Node Influence Prediction in Complex Networks
Towards network embedding based features
More Info
expand_more
Abstract
The study of epidemic spreading processes on contact based complex networks has gained a lot of traction in recent years. These processes can entail a variety of problems such as disease spreading, opinion spreading in social networks or even airport congestion in airline networks. One of the key tasks in this area of research and also of this work is the prediction of the final epidemic size of an outbreak in a network, given that a contagion process has been initiated by a seed node. More specifically, the objective is to predict to which extent a seed node is able to activate the rest of the nodes in a network using a supervised learning model. In this work, this task is termed: “The node influence prediction problem”. Being able to predict the epidemic footprint of a node allows the design of robust networks and the application of efficient intervention strategies.

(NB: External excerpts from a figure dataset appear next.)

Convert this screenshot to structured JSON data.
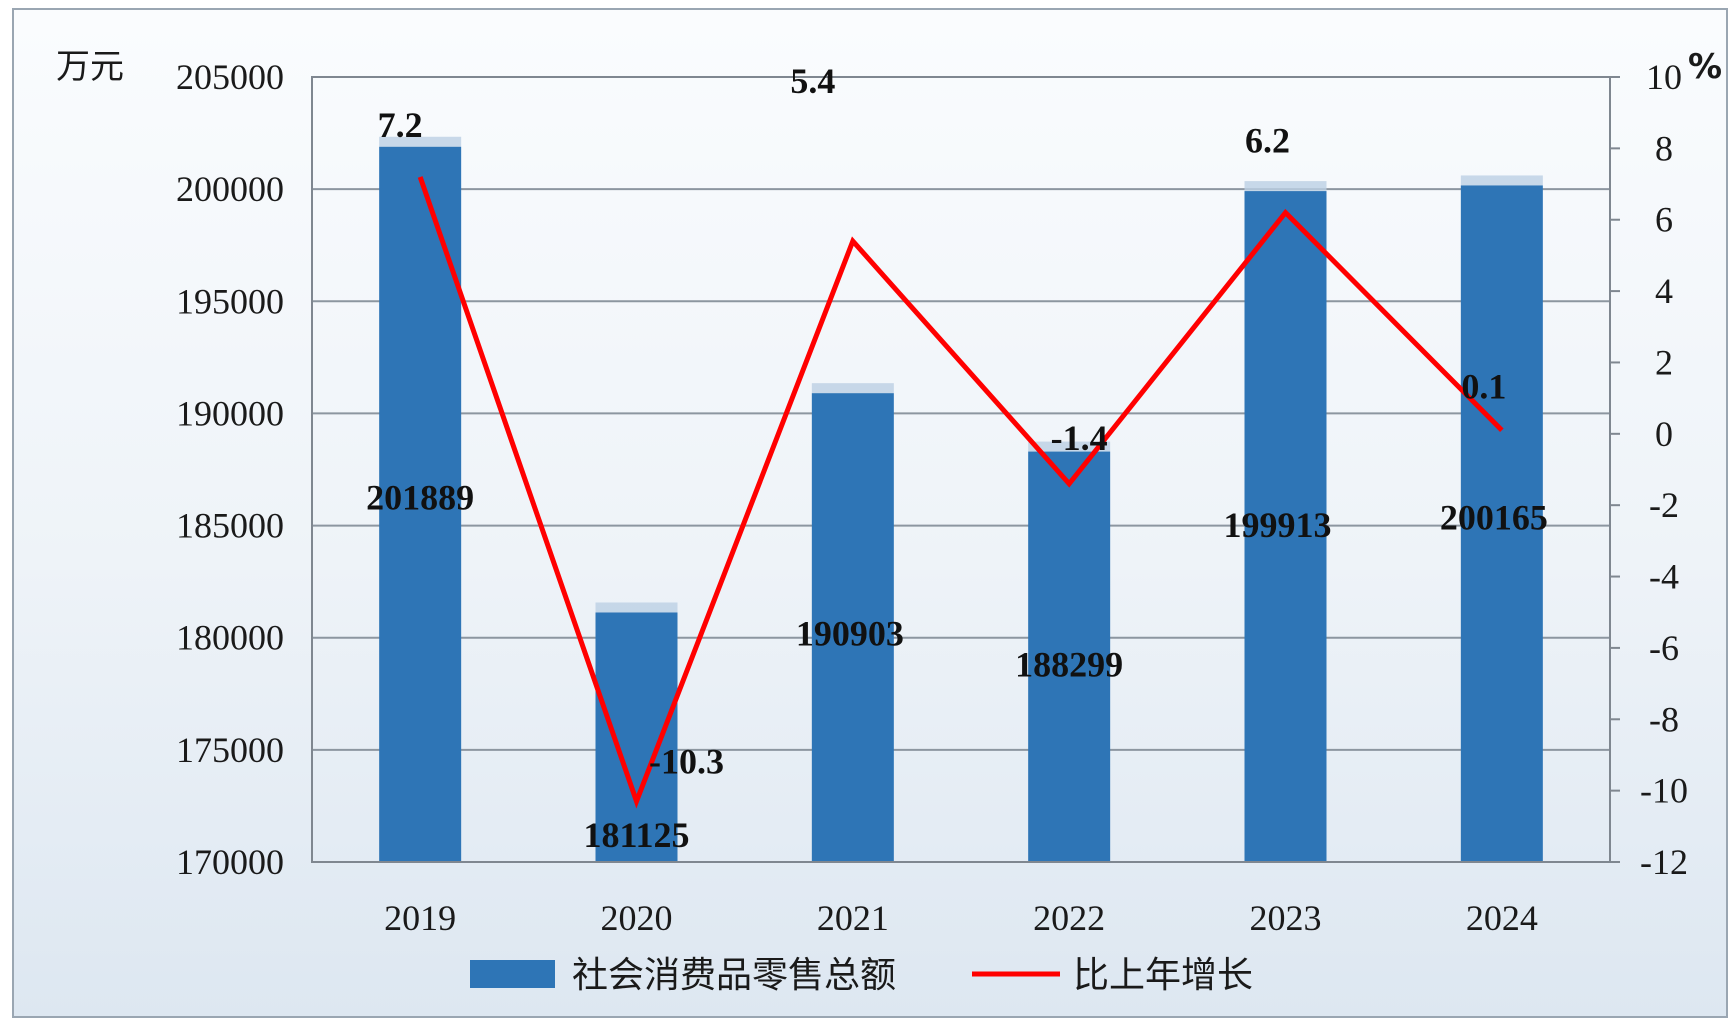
{
  "chart_data": {
    "type": "bar",
    "categories": [
      "2019",
      "2020",
      "2021",
      "2022",
      "2023",
      "2024"
    ],
    "series": [
      {
        "name": "社会消费品零售总额",
        "type": "bar",
        "axis": "left",
        "color": "#2e75b6",
        "values": [
          201889,
          181125,
          190903,
          188299,
          199913,
          200165
        ]
      },
      {
        "name": "比上年增长",
        "type": "line",
        "axis": "right",
        "color": "#ff0000",
        "values": [
          7.2,
          -10.3,
          5.4,
          -1.4,
          6.2,
          0.1
        ]
      }
    ],
    "y_left": {
      "unit": "万元",
      "ylim": [
        170000,
        205000
      ],
      "ticks": [
        "170000",
        "175000",
        "180000",
        "185000",
        "190000",
        "195000",
        "200000",
        "205000"
      ]
    },
    "y_right": {
      "unit": "%",
      "ylim": [
        -12,
        10
      ],
      "ticks": [
        "-12",
        "-10",
        "-8",
        "-6",
        "-4",
        "-2",
        "0",
        "2",
        "4",
        "6",
        "8",
        "10"
      ]
    },
    "bar_labels": [
      "201889",
      "181125",
      "190903",
      "188299",
      "199913",
      "200165"
    ],
    "line_labels": [
      "7.2",
      "-10.3",
      "5.4",
      "-1.4",
      "6.2",
      "0.1"
    ],
    "grid": true,
    "legend_position": "bottom"
  }
}
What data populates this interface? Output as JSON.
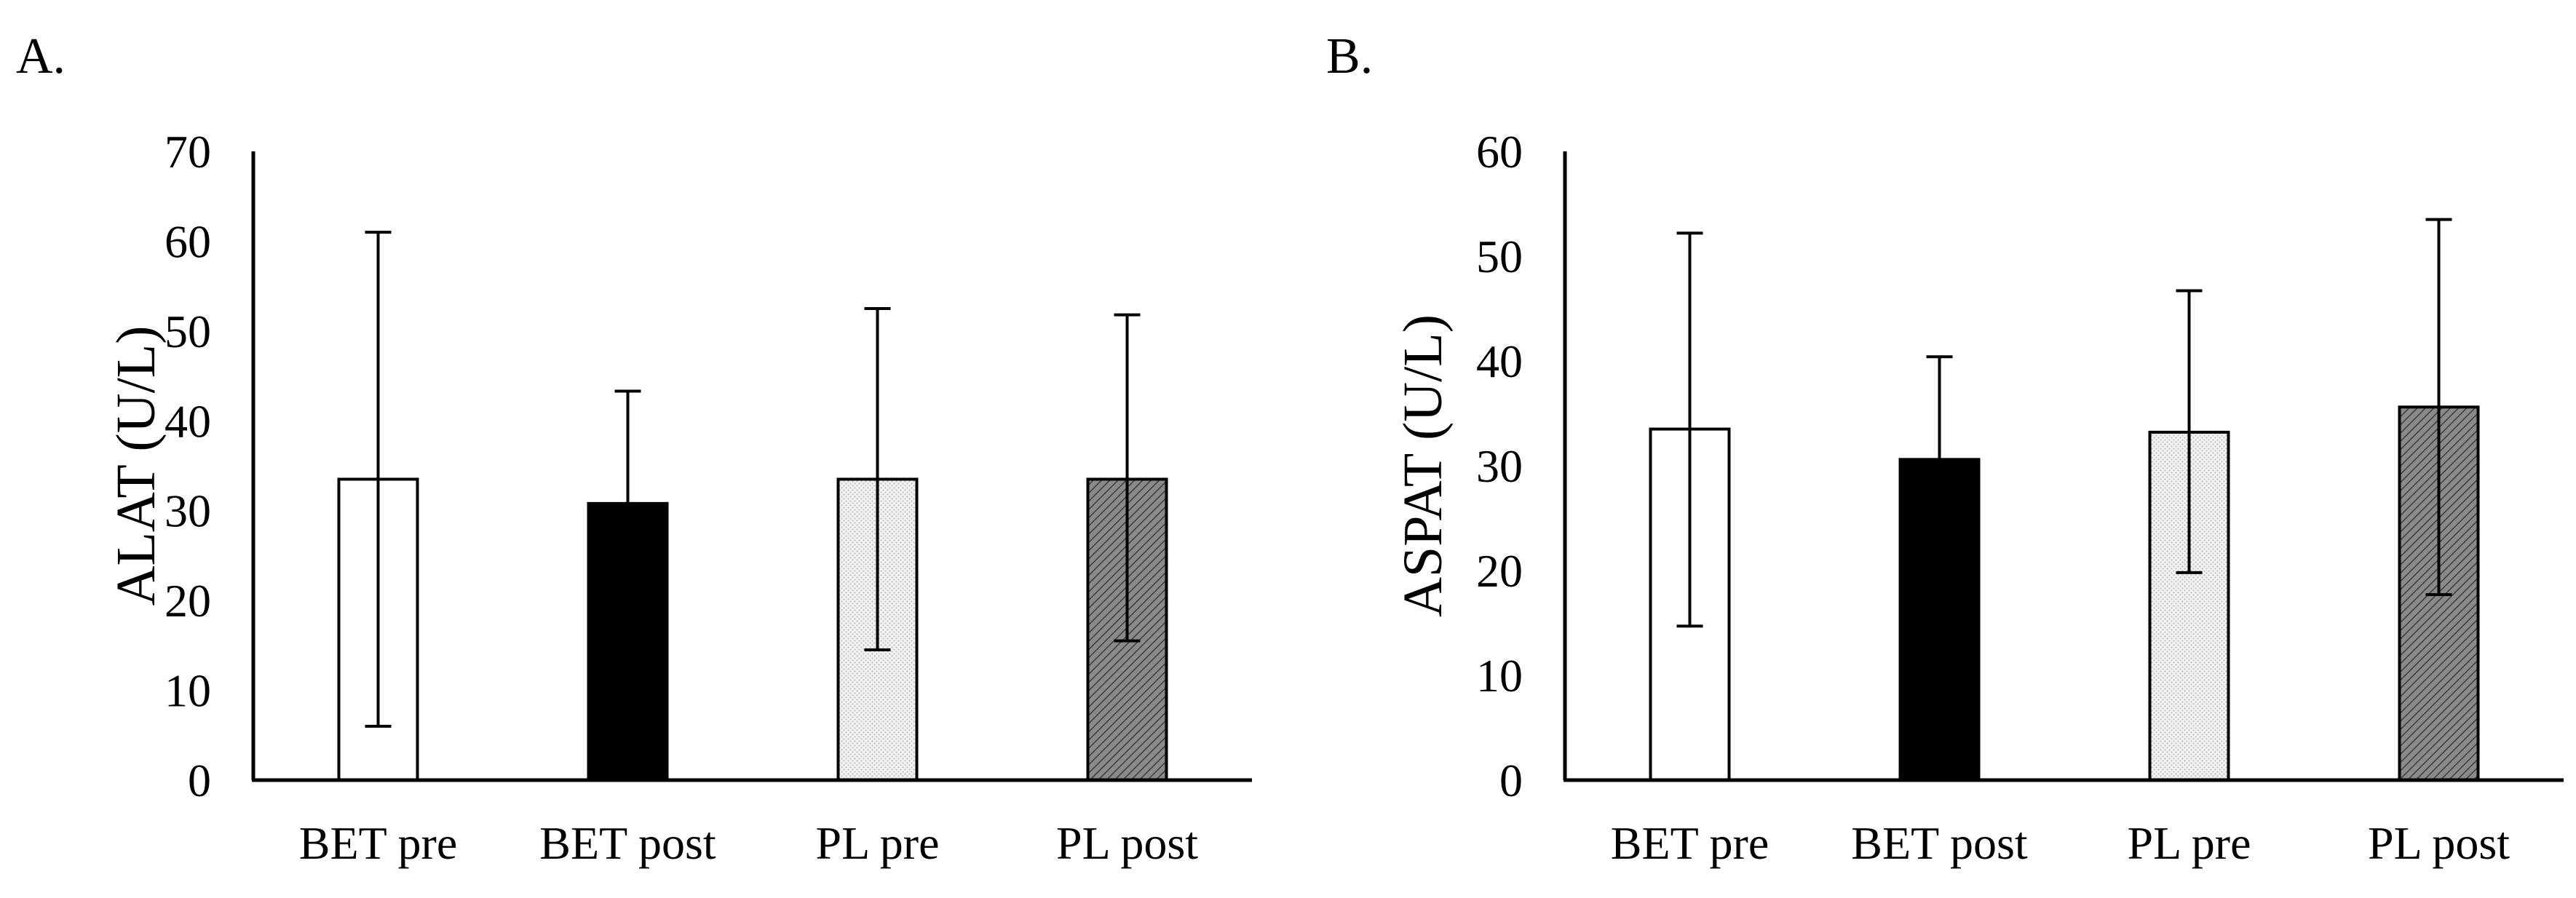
{
  "colors": {
    "axis": "#000000",
    "bar_outline": "#000000",
    "bet_pre_fill": "#ffffff",
    "bet_post_fill": "#000000",
    "pl_pre_fill": "#e6e6e6",
    "pl_post_fill": "#7a7a7a"
  },
  "chart_data": [
    {
      "panel": "A.",
      "type": "bar",
      "title": "",
      "xlabel": "",
      "ylabel": "ALAT (U/L)",
      "ylim": [
        0,
        70
      ],
      "yticks": [
        "0",
        "10",
        "20",
        "30",
        "40",
        "50",
        "60",
        "70"
      ],
      "grid": false,
      "categories": [
        "BET pre",
        "BET post",
        "PL pre",
        "PL post"
      ],
      "values": [
        33.5,
        30.8,
        33.5,
        33.5
      ],
      "error_low": [
        6,
        null,
        14.5,
        15.5
      ],
      "error_high": [
        61,
        43.3,
        52.5,
        51.8
      ],
      "fill_keys": [
        "bet_pre_fill",
        "bet_post_fill",
        "pl_pre_fill",
        "pl_post_fill"
      ]
    },
    {
      "panel": "B.",
      "type": "bar",
      "title": "",
      "xlabel": "",
      "ylabel": "ASPAT (U/L)",
      "ylim": [
        0,
        60
      ],
      "yticks": [
        "0",
        "10",
        "20",
        "30",
        "40",
        "50",
        "60"
      ],
      "grid": false,
      "categories": [
        "BET pre",
        "BET post",
        "PL pre",
        "PL post"
      ],
      "values": [
        33.5,
        30.6,
        33.2,
        35.6
      ],
      "error_low": [
        14.7,
        null,
        19.8,
        17.7
      ],
      "error_high": [
        52.2,
        40.4,
        46.7,
        53.5
      ],
      "fill_keys": [
        "bet_pre_fill",
        "bet_post_fill",
        "pl_pre_fill",
        "pl_post_fill"
      ]
    }
  ]
}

Recently, a limited number of studies have proposed methods on how to utilize classical network topology based features to predict the nodal influence. However, two main challenges still persist: (1) individual topology based features do not fully capture the information of a node and (2) it is tedious to obtain these features for nodes in large scale networks. As an alternative solution, this work aims to utilize network embedding based features instead, where feature vectors of the nodes are learned from the network topology. In this research we assume that the network topology and the nodal influence of a small subset of the nodes are known. We then proceed to show how to build and optimize a machine learning framework where only 10\% of the nodes are used as training data and which could even be applicable on large scale networks. Additionally, we also demonstrate why network embedding based features are applicable in the node influence prediction task.

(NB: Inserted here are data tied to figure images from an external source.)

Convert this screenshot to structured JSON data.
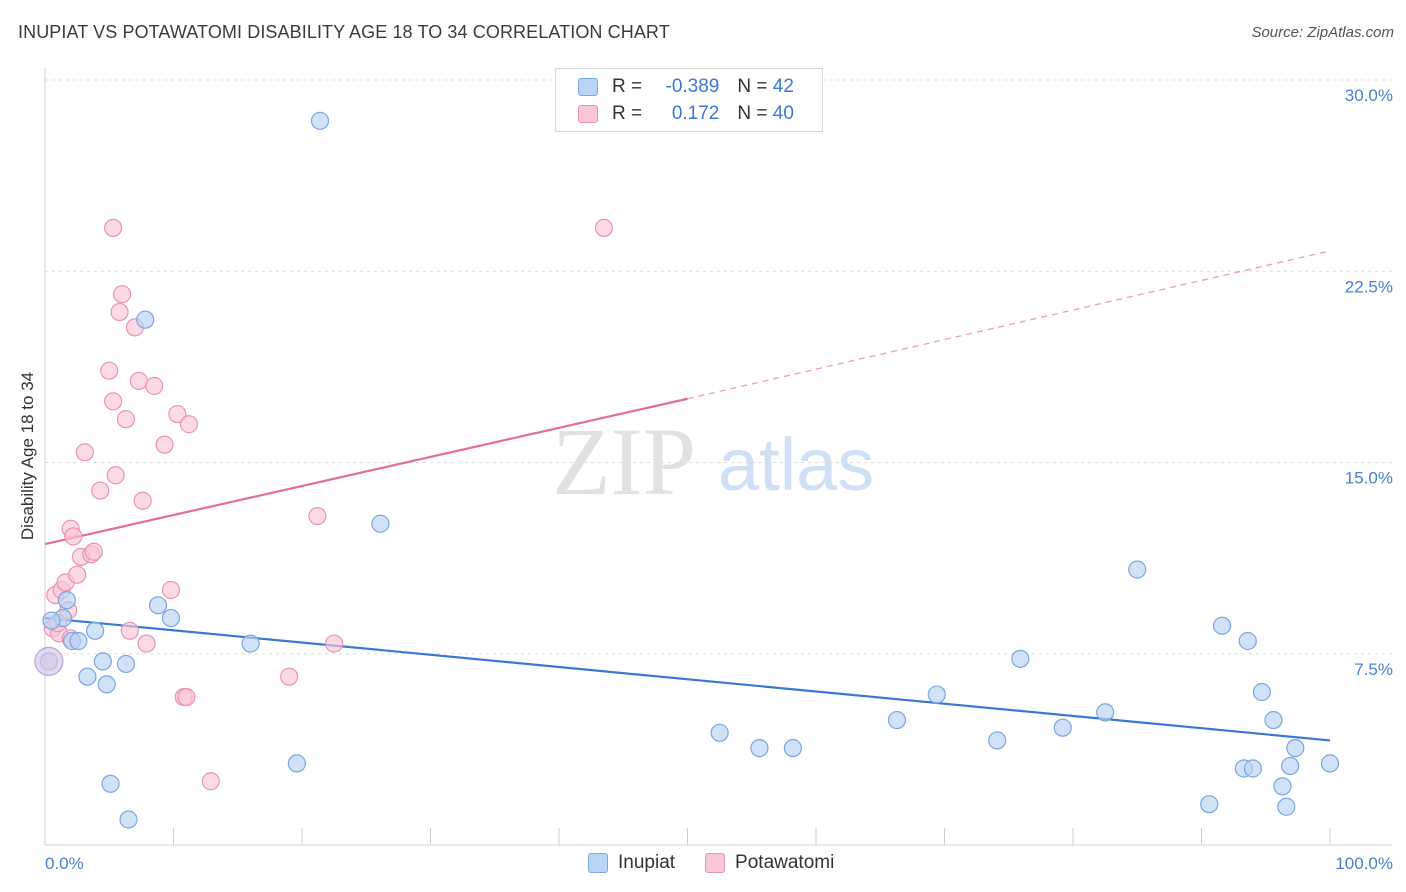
{
  "header": {
    "title": "INUPIAT VS POTAWATOMI DISABILITY AGE 18 TO 34 CORRELATION CHART",
    "source": "Source: ZipAtlas.com"
  },
  "legend": {
    "rows": [
      {
        "r_label": "R = ",
        "r_value": "-0.389",
        "n_label": "N = ",
        "n_value": "42",
        "color": "#b9d3f5"
      },
      {
        "r_label": "R = ",
        "r_value": "0.172",
        "n_label": "N = ",
        "n_value": "40",
        "color": "#f9c6d5"
      }
    ],
    "bottom": [
      "Inupiat",
      "Potawatomi"
    ]
  },
  "watermark": {
    "zip": "ZIP",
    "atlas": "atlas"
  },
  "chart_data": {
    "type": "scatter",
    "title": "INUPIAT VS POTAWATOMI DISABILITY AGE 18 TO 34 CORRELATION CHART",
    "xlabel": "",
    "ylabel": "Disability Age 18 to 34",
    "xlim": [
      0,
      100
    ],
    "ylim": [
      0,
      30
    ],
    "x_tick_labels": [
      "0.0%",
      "100.0%"
    ],
    "y_ticks": [
      7.5,
      15.0,
      22.5,
      30.0
    ],
    "y_tick_labels": [
      "7.5%",
      "15.0%",
      "22.5%",
      "30.0%"
    ],
    "grid": true,
    "series": [
      {
        "name": "Inupiat",
        "color": "#7aa6e0",
        "fill": "#b9d3f5",
        "R": -0.389,
        "N": 42,
        "trend": {
          "x": [
            0,
            100
          ],
          "y": [
            8.9,
            4.1
          ]
        },
        "points": [
          [
            1.4,
            8.9
          ],
          [
            1.7,
            9.6
          ],
          [
            2.1,
            8.0
          ],
          [
            2.6,
            8.0
          ],
          [
            3.3,
            6.6
          ],
          [
            3.9,
            8.4
          ],
          [
            4.5,
            7.2
          ],
          [
            4.8,
            6.3
          ],
          [
            5.1,
            2.4
          ],
          [
            6.3,
            7.1
          ],
          [
            6.5,
            1.0
          ],
          [
            7.8,
            20.6
          ],
          [
            8.8,
            9.4
          ],
          [
            9.8,
            8.9
          ],
          [
            16.0,
            7.9
          ],
          [
            19.6,
            3.2
          ],
          [
            21.4,
            28.4
          ],
          [
            26.1,
            12.6
          ],
          [
            52.5,
            4.4
          ],
          [
            55.6,
            3.8
          ],
          [
            58.2,
            3.8
          ],
          [
            66.3,
            4.9
          ],
          [
            69.4,
            5.9
          ],
          [
            74.1,
            4.1
          ],
          [
            75.9,
            7.3
          ],
          [
            79.2,
            4.6
          ],
          [
            82.5,
            5.2
          ],
          [
            85.0,
            10.8
          ],
          [
            90.6,
            1.6
          ],
          [
            91.6,
            8.6
          ],
          [
            93.3,
            3.0
          ],
          [
            93.6,
            8.0
          ],
          [
            94.0,
            3.0
          ],
          [
            94.7,
            6.0
          ],
          [
            95.6,
            4.9
          ],
          [
            96.3,
            2.3
          ],
          [
            96.6,
            1.5
          ],
          [
            96.9,
            3.1
          ],
          [
            97.3,
            3.8
          ],
          [
            100.0,
            3.2
          ],
          [
            0.3,
            7.2
          ],
          [
            0.5,
            8.8
          ]
        ]
      },
      {
        "name": "Potawatomi",
        "color": "#ec93ae",
        "fill": "#f9c6d5",
        "R": 0.172,
        "N": 40,
        "trend_solid": {
          "x": [
            0,
            50
          ],
          "y": [
            11.8,
            17.5
          ]
        },
        "trend_dashed": {
          "x": [
            50,
            100
          ],
          "y": [
            17.5,
            23.3
          ]
        },
        "points": [
          [
            0.6,
            8.5
          ],
          [
            0.8,
            9.8
          ],
          [
            1.1,
            8.3
          ],
          [
            1.3,
            10.0
          ],
          [
            1.6,
            10.3
          ],
          [
            1.8,
            9.2
          ],
          [
            2.0,
            12.4
          ],
          [
            2.2,
            12.1
          ],
          [
            2.5,
            10.6
          ],
          [
            2.8,
            11.3
          ],
          [
            3.1,
            15.4
          ],
          [
            3.6,
            11.4
          ],
          [
            3.8,
            11.5
          ],
          [
            4.3,
            13.9
          ],
          [
            5.0,
            18.6
          ],
          [
            5.3,
            17.4
          ],
          [
            5.5,
            14.5
          ],
          [
            5.3,
            24.2
          ],
          [
            5.8,
            20.9
          ],
          [
            6.0,
            21.6
          ],
          [
            6.3,
            16.7
          ],
          [
            6.6,
            8.4
          ],
          [
            7.0,
            20.3
          ],
          [
            7.3,
            18.2
          ],
          [
            7.6,
            13.5
          ],
          [
            7.9,
            7.9
          ],
          [
            8.5,
            18.0
          ],
          [
            9.3,
            15.7
          ],
          [
            9.8,
            10.0
          ],
          [
            10.3,
            16.9
          ],
          [
            10.8,
            5.8
          ],
          [
            11.0,
            5.8
          ],
          [
            11.2,
            16.5
          ],
          [
            12.9,
            2.5
          ],
          [
            19.0,
            6.6
          ],
          [
            21.2,
            12.9
          ],
          [
            22.5,
            7.9
          ],
          [
            43.5,
            24.2
          ],
          [
            2.0,
            8.1
          ],
          [
            1.0,
            8.7
          ]
        ]
      }
    ]
  }
}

The findings show that node pairs which are closer in proximity in the network, are also embedded closer in the embedding space (exhibiting a higher similarity). The performance evaluation of the predictive models illustrate that network embedding based features can compete with classical topological metrics, despite the disadvantage of their higher dimensionality. This is achieved by combining the embedding features with individual low cost topology features such as the degree.